Facet jest dosyć wolny i ma szklaną szczękę. Jakoś ciężko mi sobie wyobrazić, jak udaje mu się złapać takiego Pettisa, za to dosyć łatwo przychodzi mi na myśl Mir znokautowany po highkicku.



Hmm, Mira nokautowali zawodnicy z ciężkiej, nic nie ujmują Pettisowi ale czy on potrafi kopnąć jak ciężki?

Generalnie 2 smerfów na przyzwoitym poziomie i z dobrym gameplanem nie powinno mieć problemu z jakimkolwiek zawodnikiem. Najważniejsze by było takie ustawienie, żeby duży nie mógł widzieć obu jednocześnie.
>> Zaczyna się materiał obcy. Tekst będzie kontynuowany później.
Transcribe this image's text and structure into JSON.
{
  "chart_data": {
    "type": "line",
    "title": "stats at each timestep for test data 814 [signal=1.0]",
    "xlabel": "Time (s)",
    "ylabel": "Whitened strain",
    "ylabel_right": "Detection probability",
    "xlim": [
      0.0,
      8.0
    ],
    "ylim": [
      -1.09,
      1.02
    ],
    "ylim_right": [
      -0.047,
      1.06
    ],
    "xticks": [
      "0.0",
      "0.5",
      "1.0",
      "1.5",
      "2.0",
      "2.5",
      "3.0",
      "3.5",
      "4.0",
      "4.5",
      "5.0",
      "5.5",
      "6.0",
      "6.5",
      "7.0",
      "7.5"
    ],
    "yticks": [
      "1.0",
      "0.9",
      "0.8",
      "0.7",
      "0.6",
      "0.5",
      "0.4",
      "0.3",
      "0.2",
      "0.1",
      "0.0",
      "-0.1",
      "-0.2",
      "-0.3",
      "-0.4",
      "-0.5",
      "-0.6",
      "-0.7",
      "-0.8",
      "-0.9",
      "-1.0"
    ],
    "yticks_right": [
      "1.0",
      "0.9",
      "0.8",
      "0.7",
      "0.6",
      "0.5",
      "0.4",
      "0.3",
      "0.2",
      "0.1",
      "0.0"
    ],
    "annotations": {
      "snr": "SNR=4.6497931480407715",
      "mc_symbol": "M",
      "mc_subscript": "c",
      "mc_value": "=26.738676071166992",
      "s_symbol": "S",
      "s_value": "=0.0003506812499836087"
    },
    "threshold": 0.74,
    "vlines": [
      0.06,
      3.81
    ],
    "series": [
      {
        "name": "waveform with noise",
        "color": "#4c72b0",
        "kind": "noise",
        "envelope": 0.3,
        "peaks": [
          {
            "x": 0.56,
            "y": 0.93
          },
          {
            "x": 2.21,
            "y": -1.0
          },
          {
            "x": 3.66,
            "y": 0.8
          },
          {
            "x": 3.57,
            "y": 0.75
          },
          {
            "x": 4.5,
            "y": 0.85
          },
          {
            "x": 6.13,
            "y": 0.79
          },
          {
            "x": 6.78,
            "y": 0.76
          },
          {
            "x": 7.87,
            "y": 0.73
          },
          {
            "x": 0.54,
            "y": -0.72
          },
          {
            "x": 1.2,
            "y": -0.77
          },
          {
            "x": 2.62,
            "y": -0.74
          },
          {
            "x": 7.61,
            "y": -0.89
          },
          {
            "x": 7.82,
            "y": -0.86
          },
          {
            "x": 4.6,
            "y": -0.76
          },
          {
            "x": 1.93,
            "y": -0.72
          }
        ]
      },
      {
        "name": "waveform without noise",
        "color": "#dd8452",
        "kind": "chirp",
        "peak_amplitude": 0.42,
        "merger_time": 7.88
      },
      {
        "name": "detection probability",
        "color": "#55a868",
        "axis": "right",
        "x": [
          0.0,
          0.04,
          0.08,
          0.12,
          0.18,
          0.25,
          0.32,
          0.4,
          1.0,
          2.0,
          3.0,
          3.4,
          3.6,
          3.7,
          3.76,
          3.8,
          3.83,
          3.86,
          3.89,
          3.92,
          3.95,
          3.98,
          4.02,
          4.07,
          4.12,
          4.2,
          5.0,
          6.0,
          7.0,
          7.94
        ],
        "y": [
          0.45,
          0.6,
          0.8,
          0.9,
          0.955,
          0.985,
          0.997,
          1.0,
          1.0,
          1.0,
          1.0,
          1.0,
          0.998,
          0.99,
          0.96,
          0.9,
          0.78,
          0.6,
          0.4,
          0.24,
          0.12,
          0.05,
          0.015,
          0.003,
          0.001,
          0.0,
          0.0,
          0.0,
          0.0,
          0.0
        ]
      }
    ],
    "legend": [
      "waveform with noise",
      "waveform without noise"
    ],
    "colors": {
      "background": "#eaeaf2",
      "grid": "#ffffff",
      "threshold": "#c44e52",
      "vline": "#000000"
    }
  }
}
Smerf nie da się głupio trafić strzałem na zwolnionym tempie, a każda akcja ofensywna olbrzyma wiąże się z pewną utratą równowagi i koncentracji na obu zawodnikach. Jakoś by go obalili, a potem to już w zasadzie prosta sprawa.


Z tym bym się zgodził.
 
Dylemat typu:



ustawka Superman vs Batman + Green Lantern. Kto wygra? ;)



-----------------------------------------------------------------



GSP + Diaz i każdy cięzki jest bez szans.



Nawet Aldo + Frankie Edgar ( czy inny dowolny miks z czołówki piórkowej i lekkiej)



Że o Sonnen + Silva nie wspomnę.
 
W walce 2 vs 1 w parterze, jeden musi unieruchomić biodra przeciwnika, czyli złapać go za uda.
 
Choć na pewno kojarzyłem capoeirę






Wlasnie, na czym polega fenomen capoeiry? BJJ nie kojarzy nikt (malo kto), capoeire wszyscy.



Pierwsze pytanie na stwierdzenie, ze trenuje Brazylijskiej Jiu Jitsu, brzmi mniej wiecej, "Ooo, to te tance z kopnieciami?"
 
Ja pierwsze skojarzenie z capoeirą które pamiętam to końcówka lat 1980-ych kiedy w Polskiej telewizji szły całymi seriami filmy brazylijskie (np. Niewolnica Isaura - jak to puszczali to osiedle zamierało, wszyscy oglądali :-)) i był tam taki tasiemiec gdzie akcja działa się na jakieś plantacji i parę razy były sceny gdzie niewolnicy po pracy trenowali takie "skrzyżowanie tańca i karate", wyglądało efektownie i później znalazłem gdzieś króciutką wzmiankę w jakiejś ksiązce o Brazylii gdzie napisano o tym co to jest.

Wlasnie, na czym polega fenomen capoeiry? BJJ nie kojarzy nikt (malo kto), capoeire wszyscy.


Capoeira jest chyba znacznie bardziej efektowna dla zwykłego człowieka.
 
No właśnie. Popatrzcie jak wygląda walka capoeiry i walka bjj. Ja rozumiem, że skuteczniejsze w walce i w mma jest bjj, ale dla zwykłego człowieka to jak niebo i ziemia pod względem widowiskowości. Na bjj większość moich znajomych by spała, a capoeira przynajmniej jest efektowna. Tak to niestety wygląda.
 
W walce 2 vs 1 w parterze, jeden musi unieruchomić biodra przeciwnika, czyli złapać go za uda.


Wejście w gardę ciężkiemu chyba łapało by się w unieruchomienie bioder?







Nie, jak ma się kogoś w gardzie to kontroluje się przeciwnika.



Trzeba go złapać i unieruchomić biodra, żeby nie mógł się skręcac a co za tym idzie uciekać czy podejmować próby ataku.